Se o samba, há décadas, é vendido como símbolo da
identidade nacional brasileira, nem sempre foi assim. No começo do século 20, sambistas, oriundos das camadas populares e negras da população, eram marginalizados ao ponto
de serem presos, acusados de vadiagem, uma contravenção
penal. Gêneros musicais que antecederam o samba, também
fortemente associados aos negros, como o lundu, o maxixe e
o jongo, eram acusados de terem coreografias e letras indecentes. Foi apenas na Era Vargas, entre 1930 e 1945, que o
Estado passou a valorizar manifestações culturais populares
como o samba, mas, ao mesmo tempo, tentando domesticá-las para adaptá-las às ideologias oficiais do governo: o nacionalismo, o trabalhismo e a democracia racial.
É nesse quadro que o repúdio de tanta gente ao funk
deve ser compreendido. Muitas das acusações sofridas pelo
funk estão presentes em outros gêneros musicais associados
a um público bem específico: jovens, negros, pobres, moradores de favelas e periferias.
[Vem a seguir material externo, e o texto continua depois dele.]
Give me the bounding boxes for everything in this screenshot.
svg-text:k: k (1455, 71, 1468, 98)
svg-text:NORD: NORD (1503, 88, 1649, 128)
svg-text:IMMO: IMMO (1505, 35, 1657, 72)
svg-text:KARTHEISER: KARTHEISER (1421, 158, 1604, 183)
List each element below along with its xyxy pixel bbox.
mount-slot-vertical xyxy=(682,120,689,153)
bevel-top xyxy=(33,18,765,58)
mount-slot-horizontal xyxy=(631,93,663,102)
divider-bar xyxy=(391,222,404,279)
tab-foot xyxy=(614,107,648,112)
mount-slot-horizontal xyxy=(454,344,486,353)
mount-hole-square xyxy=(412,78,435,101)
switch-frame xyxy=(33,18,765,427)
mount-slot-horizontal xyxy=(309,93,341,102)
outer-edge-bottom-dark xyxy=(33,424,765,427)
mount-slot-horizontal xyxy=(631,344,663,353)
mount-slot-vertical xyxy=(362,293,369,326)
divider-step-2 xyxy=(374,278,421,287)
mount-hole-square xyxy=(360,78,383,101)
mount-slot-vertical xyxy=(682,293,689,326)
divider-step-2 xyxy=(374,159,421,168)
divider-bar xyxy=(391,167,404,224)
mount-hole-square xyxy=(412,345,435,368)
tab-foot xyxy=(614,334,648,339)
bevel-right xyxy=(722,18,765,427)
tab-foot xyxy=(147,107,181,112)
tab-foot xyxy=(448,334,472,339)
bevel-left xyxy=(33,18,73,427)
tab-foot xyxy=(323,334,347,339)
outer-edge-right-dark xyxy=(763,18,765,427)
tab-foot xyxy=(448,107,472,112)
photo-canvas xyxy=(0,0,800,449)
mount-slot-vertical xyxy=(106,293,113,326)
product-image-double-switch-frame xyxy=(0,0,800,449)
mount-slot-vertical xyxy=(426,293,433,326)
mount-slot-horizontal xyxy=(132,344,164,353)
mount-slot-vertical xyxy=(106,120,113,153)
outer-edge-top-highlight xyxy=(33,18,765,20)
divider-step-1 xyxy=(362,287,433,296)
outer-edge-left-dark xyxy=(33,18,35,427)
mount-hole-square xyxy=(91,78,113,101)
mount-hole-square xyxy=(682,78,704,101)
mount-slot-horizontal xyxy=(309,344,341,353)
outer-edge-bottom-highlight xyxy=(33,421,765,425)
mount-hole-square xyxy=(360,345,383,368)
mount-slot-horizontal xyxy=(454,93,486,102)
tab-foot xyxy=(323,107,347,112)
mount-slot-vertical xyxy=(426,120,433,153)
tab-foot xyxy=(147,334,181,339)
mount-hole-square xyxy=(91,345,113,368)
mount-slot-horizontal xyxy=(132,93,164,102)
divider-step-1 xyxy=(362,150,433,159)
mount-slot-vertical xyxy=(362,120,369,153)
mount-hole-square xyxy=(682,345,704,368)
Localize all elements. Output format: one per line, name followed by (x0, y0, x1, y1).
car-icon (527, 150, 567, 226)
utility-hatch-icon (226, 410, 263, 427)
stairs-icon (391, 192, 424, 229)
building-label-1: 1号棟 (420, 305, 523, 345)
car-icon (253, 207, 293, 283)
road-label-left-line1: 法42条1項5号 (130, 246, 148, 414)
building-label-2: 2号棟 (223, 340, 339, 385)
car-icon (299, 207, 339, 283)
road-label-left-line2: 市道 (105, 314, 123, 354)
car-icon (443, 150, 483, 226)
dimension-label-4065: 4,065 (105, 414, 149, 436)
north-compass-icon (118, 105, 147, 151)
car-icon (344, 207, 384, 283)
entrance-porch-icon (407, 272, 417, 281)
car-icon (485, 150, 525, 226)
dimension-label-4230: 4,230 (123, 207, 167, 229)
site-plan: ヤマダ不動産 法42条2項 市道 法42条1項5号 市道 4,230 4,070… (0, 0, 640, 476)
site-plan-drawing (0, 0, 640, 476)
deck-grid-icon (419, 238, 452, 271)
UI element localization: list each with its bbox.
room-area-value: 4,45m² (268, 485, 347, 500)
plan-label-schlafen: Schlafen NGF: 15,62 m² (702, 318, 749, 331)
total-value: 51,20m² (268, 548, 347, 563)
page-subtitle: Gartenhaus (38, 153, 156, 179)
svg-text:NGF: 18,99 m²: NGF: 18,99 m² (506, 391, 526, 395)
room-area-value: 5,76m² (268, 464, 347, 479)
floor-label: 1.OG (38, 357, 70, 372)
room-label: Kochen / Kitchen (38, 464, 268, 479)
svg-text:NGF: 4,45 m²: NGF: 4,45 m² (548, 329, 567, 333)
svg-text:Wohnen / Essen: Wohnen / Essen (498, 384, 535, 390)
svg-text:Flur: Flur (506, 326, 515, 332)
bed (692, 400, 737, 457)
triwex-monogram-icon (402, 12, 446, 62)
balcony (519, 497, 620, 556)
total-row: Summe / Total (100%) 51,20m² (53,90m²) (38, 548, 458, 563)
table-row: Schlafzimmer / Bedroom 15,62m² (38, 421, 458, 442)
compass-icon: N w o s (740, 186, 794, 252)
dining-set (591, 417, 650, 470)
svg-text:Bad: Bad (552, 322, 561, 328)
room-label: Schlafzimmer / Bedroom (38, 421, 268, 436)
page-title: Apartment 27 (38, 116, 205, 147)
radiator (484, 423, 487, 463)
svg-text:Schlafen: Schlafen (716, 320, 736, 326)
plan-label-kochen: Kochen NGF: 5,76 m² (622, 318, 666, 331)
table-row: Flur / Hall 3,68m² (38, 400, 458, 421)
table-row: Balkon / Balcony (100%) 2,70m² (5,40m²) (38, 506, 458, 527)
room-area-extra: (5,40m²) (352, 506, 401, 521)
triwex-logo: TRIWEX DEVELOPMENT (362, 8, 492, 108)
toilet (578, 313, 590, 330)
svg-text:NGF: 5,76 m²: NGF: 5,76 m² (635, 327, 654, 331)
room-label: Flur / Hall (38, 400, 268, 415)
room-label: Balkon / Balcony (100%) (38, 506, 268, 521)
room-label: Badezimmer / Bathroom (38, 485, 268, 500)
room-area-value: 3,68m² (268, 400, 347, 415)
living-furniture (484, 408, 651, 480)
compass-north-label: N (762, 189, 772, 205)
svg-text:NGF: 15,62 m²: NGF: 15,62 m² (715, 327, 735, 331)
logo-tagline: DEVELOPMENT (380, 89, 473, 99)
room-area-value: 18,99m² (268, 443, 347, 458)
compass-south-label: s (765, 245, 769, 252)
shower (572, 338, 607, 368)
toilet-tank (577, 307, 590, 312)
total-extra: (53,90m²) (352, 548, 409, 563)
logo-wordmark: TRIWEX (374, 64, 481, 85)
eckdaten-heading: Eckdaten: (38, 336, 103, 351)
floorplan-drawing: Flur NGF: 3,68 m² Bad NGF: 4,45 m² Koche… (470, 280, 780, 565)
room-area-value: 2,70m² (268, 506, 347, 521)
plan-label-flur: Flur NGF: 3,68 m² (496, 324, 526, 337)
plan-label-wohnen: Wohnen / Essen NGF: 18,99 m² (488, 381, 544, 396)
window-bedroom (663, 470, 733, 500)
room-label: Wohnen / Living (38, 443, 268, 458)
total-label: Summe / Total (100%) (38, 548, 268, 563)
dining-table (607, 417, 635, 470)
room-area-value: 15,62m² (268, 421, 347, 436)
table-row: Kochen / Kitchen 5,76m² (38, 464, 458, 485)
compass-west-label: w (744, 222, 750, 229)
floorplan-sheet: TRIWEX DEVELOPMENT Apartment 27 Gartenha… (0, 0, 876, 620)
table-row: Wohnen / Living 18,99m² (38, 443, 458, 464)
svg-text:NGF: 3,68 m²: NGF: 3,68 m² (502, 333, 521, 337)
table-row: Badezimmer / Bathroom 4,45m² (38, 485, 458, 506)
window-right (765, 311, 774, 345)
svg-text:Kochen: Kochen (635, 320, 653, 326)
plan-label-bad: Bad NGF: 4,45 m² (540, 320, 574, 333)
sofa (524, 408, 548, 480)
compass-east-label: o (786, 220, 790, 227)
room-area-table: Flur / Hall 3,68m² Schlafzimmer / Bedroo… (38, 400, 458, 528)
Assim como o pagode baiano e
o tecnobrega, o funk é acusado de fazer apologia ao crime,
às drogas e ao sexo. E como o sertanejo, o forró eletrônico e o pagode romântico, o funk, muitas vezes, é taxado de
“música pobre”. Os critérios que fazem um gênero musical
ser considerado “pobre”, no entanto, variam de acordo com
os diferentes valores dos diferentes grupos sociais.
Uma música que valoriza mais o ritmo, a batida e a dança
do que a letra e a harmonia pode ser a mais “rica” para se animar um baile, por exemplo. Já o funk ostentação, com letras
que fazem apologia a marcas de luxo, apesar de ser acusado
de alienado, questiona distinções sociais por meio do consumo e não deixa de expressar uma demanda de jovens pobres
e periféricos por reconhecimento e visibilidade.